There was a moment the night before I moved out when I suddenly realized what I was doing, what I was sacrificing, whom I was leaving behind. For a second my whole venture of moving to the US felt like the dumbest idea I had ever had. It was like my brain clicked and decided it was time to force me into thinking of a million reasons why not leaving would be a brilliant move. A rationally brilliant move. But life’s decisions rarely have anything to do with reason, and so I turned my brain off, closed my eyes and started running.

Running turned out to be one of the best decisions of my life. I still miss Germany more often than not, which is why I was thrilled to hop on a plane and see my friends and family for a late Christmas and an on-time New Year’s. Now that I’m finally here, eight days after stepping onto a snow and ice covered airfield in Frankfurt, I feel like it’s time for me to do some reflecting.

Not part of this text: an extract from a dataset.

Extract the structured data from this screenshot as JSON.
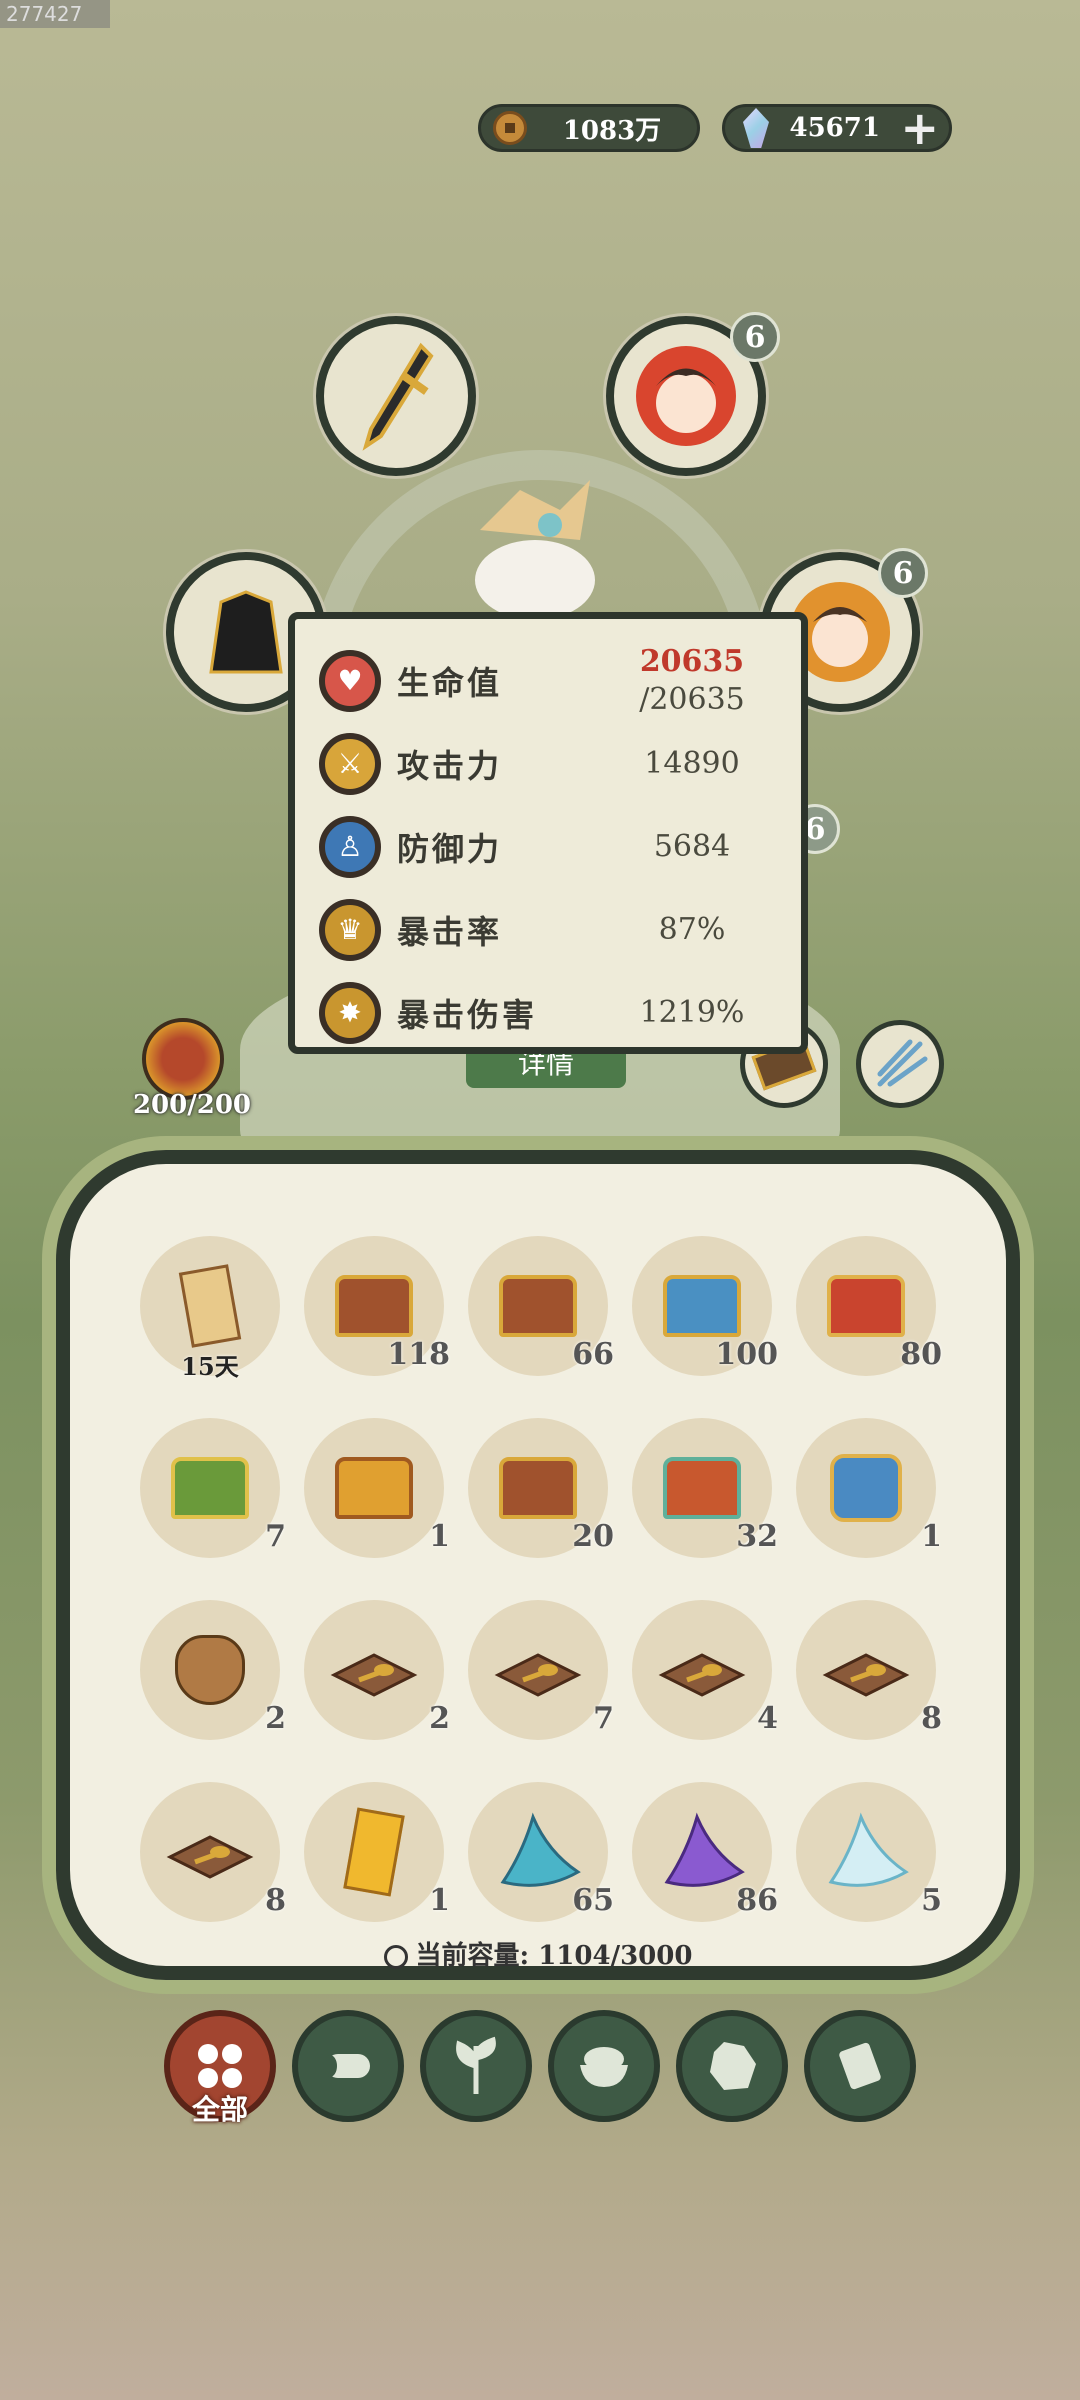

If there is one thing in life that terrifies me, then it’s the idea of being stuck in one place for too long. The freedom to move, or in other words to just hop on a plane and leave to anywhere on the planet is incredibly important to me. I’m not sure if that’s a result of the four years I spent in India as a child, or whether it’s a genetic flaw that I’ve inherited from my parents.

Either way it’s a good thing my sister has just been hired as a stewardess by one of the world’s most prestigious and renowned airlines, the German Lufthansa. Word on the street is that she can take along two friends of her liking (for free) on any and every flight she works on, not to mention provide all members of her family with incredibly cheap tickets (remember, I’m her brother). Even better is that she will actually be the first person to make good on her promise to visit me in Frisco. Her first flight to SF is at the beginning of February. Man, I’m so excited.

So yeah, being back in Germany is great. What’s better, however, is knowing that I will always have a home here. Being able to enjoy the many privileges of living in a city like San Francisco, while calling a place like Germany my second (or first?) home is one of the dreams I’ve always had as a child for when I grow up.